MadSci Network: Astronomy

Re: How far away is the 'edge of the universe'? (see below)

Area: Astronomy
Posted By: Rob Jeffries, Faculty Astrophysics, Keele University
Date: Mon Jan 20 21:24:49 1997


The edge of the universe could be defined as the distance that light has travelled since the universe got started. This is not a real, physical edge, but is simply the limit to the universe that we can observe. The age of the universe is thought to be between 10 and 20 billion years - so the edge of the universe is 10 to 20 billion light years way. As yet, no galaxies have been observed "at the edge of the universe", although they have been observed several billion light years away.

These observations can be thought of as looking back in time. The galaxies that are observed are younger than our own. This is one way that astronomers attempt to study how galaxies evolve in time. If one were to look to very great distances, one might hope to see galaxies forming, and going even further back, one can see the remnant of the big bang fireball, from which the whole universe emerged.
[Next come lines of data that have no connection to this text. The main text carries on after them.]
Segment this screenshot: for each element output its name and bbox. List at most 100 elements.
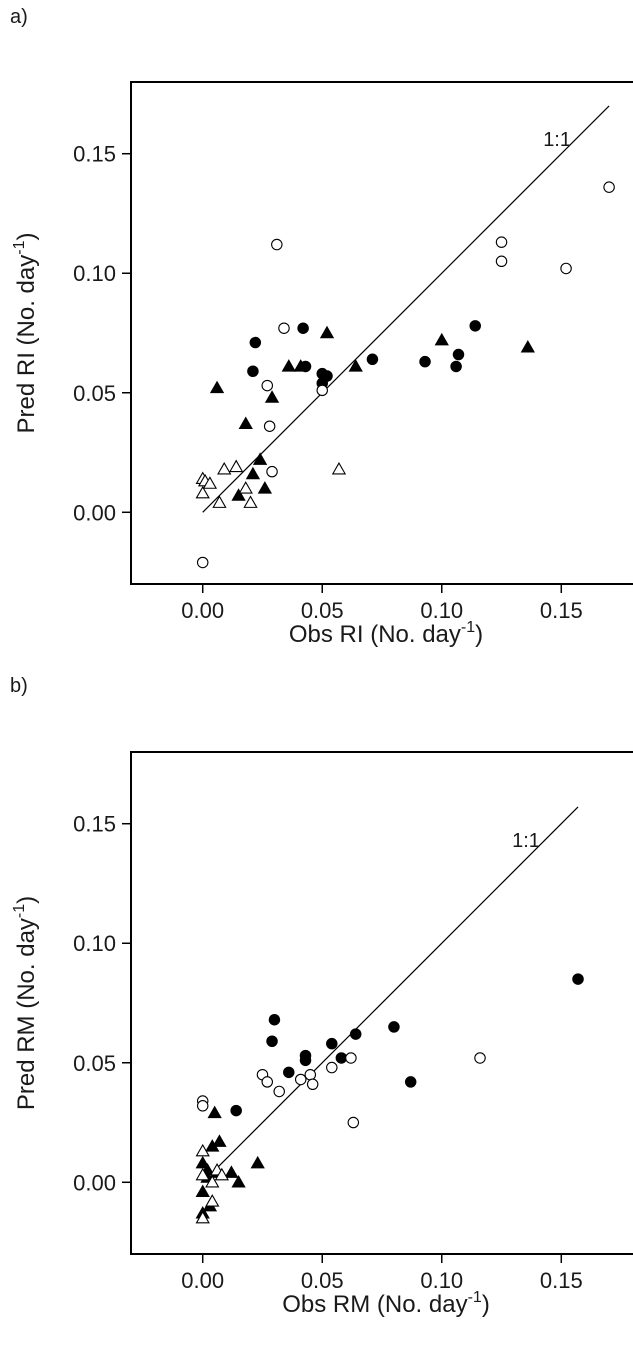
data-point-filled-circle — [450, 360, 462, 373]
data-point-filled-triangle — [520, 340, 535, 353]
y-tick-label: 0.15 — [73, 812, 116, 837]
panel-label: a) — [10, 6, 28, 28]
x-tick-label: 0.15 — [540, 598, 583, 623]
data-point-filled-triangle — [231, 488, 246, 501]
data-point-open-circle — [304, 1068, 317, 1081]
data-point-open-circle — [306, 1078, 319, 1091]
data-point-open-triangle — [195, 1167, 210, 1181]
data-point-filled-circle — [404, 1076, 417, 1088]
data-point-open-circle — [316, 384, 328, 397]
data-point-open-circle — [474, 1052, 486, 1064]
y-axis-label-superscript: -1 — [11, 904, 28, 918]
x-axis-label-close: ) — [475, 621, 483, 648]
data-point-filled-triangle — [250, 1155, 265, 1169]
data-point-filled-circle — [299, 1054, 312, 1067]
data-point-filled-triangle — [293, 359, 308, 372]
panel-b: b) 0.00 0.05 0.10 0.15 0.00 0.05 0.10 0.15 Obs RM… — [10, 675, 633, 1318]
data-point-open-circle — [271, 238, 283, 251]
reference-line-label: 1:1 — [543, 129, 571, 151]
data-point-open-circle — [263, 420, 276, 432]
data-point-open-triangle — [195, 1143, 210, 1157]
data-point-open-triangle — [195, 1210, 210, 1224]
data-point-open-triangle — [195, 485, 210, 499]
y-tick-label: 0.00 — [73, 1170, 116, 1195]
x-axis-label-superscript: -1 — [468, 1289, 482, 1306]
x-tick-label: 0.15 — [540, 1268, 583, 1293]
data-point-open-circle — [603, 181, 615, 193]
data-point-open-circle — [326, 1061, 338, 1074]
data-point-filled-circle — [469, 320, 481, 332]
data-point-filled-triangle — [252, 452, 268, 465]
y-axis-label: Pred RM (No. day-1) — [11, 896, 40, 1110]
data-point-filled-triangle — [281, 359, 296, 372]
panel-label: b) — [10, 675, 28, 697]
y-tick-label: 0.10 — [73, 931, 116, 956]
data-point-filled-circle — [572, 973, 584, 985]
y-tick-label: 0.10 — [73, 261, 116, 286]
data-point-open-triangle — [212, 495, 227, 508]
x-axis-label-close: ) — [482, 1291, 490, 1318]
y-axis-label-text: Pred RI (No. day — [13, 255, 40, 434]
data-point-open-circle — [273, 1085, 285, 1098]
data-point-open-circle — [345, 1052, 357, 1064]
y-axis-label-superscript: -1 — [11, 240, 28, 254]
data-point-filled-triangle — [319, 325, 335, 339]
data-point-filled-triangle — [209, 380, 225, 394]
data-point-filled-circle — [388, 1021, 400, 1033]
data-point-filled-triangle — [434, 332, 449, 346]
data-point-filled-circle — [366, 353, 379, 366]
data-point-open-circle — [278, 322, 290, 334]
data-point-open-triangle — [202, 476, 218, 489]
x-axis-label: Obs RM (No. day-1) — [282, 1289, 490, 1318]
data-point-filled-triangle — [224, 1165, 239, 1178]
data-point-filled-triangle — [231, 1174, 246, 1188]
data-point-filled-circle — [349, 1028, 362, 1040]
data-point-filled-circle — [266, 1035, 278, 1047]
x-tick-label: 0.00 — [181, 1268, 224, 1293]
y-axis-label-text: Pred RM (No. day — [13, 918, 40, 1110]
data-point-filled-circle — [321, 370, 333, 382]
data-point-open-circle — [261, 1076, 274, 1088]
y-tick-label: 0.15 — [73, 142, 116, 167]
data-point-filled-circle — [452, 348, 465, 361]
x-axis-label-text: Obs RI (No. day — [289, 621, 461, 648]
data-point-filled-triangle — [257, 481, 273, 494]
y-axis-label: Pred RI (No. day-1) — [11, 233, 40, 434]
data-point-open-circle — [266, 465, 278, 478]
y-tick-label: 0.05 — [73, 381, 116, 406]
data-point-filled-triangle — [348, 359, 363, 372]
data-point-open-triangle — [217, 461, 232, 475]
reference-line-1to1 — [202, 806, 579, 1183]
data-point-open-circle — [560, 262, 572, 275]
data-point-filled-circle — [249, 336, 262, 349]
x-axis-label-text: Obs RM (No. day — [282, 1291, 467, 1318]
reference-line-label: 1:1 — [512, 830, 540, 852]
data-point-filled-circle — [247, 365, 259, 377]
x-tick-label: 0.10 — [420, 598, 463, 623]
data-point-filled-circle — [335, 1052, 348, 1064]
x-tick-label: 0.05 — [301, 1268, 344, 1293]
data-point-open-triangle — [205, 1194, 220, 1207]
y-tick-label: 0.05 — [73, 1051, 116, 1076]
data-point-open-circle — [495, 255, 508, 268]
panel-a: a) 0.00 0.05 0.10 0.15 0.00 0.05 0.10 0.15 Obs RI… — [10, 6, 633, 648]
data-point-filled-triangle — [264, 390, 280, 403]
y-tick-label: 0.00 — [73, 500, 116, 525]
data-point-filled-circle — [268, 1013, 281, 1026]
data-point-filled-triangle — [245, 466, 261, 480]
data-point-open-circle — [261, 379, 274, 392]
x-tick-label: 0.05 — [301, 598, 344, 623]
data-point-open-triangle — [229, 459, 244, 473]
data-point-filled-circle — [419, 355, 431, 368]
data-point-filled-triangle — [195, 1184, 210, 1198]
y-axis-label-close: ) — [13, 896, 40, 904]
data-point-filled-circle — [326, 1037, 338, 1050]
x-axis-label-superscript: -1 — [461, 619, 475, 636]
data-point-open-circle — [196, 1100, 209, 1112]
x-tick-label: 0.00 — [181, 598, 224, 623]
data-point-filled-circle — [283, 1066, 295, 1079]
plot-frame — [130, 81, 633, 585]
x-axis-label: Obs RI (No. day-1) — [289, 619, 483, 648]
data-point-open-circle — [196, 556, 209, 569]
The effect you talk about, whereby more distant galaxies were receding more quickly in the past is certainly probable. Astronomers try and measure this effect to work out whether the expansion of the universe is slowing down enough (due to gravity) to cause everything to come back together in a big crunch. As yet, no conclusive measurements have been made. Where is the galaxy today? Well, yes - roughly twice as far away if the universe were not slowing down, and as old as our own galaxy is!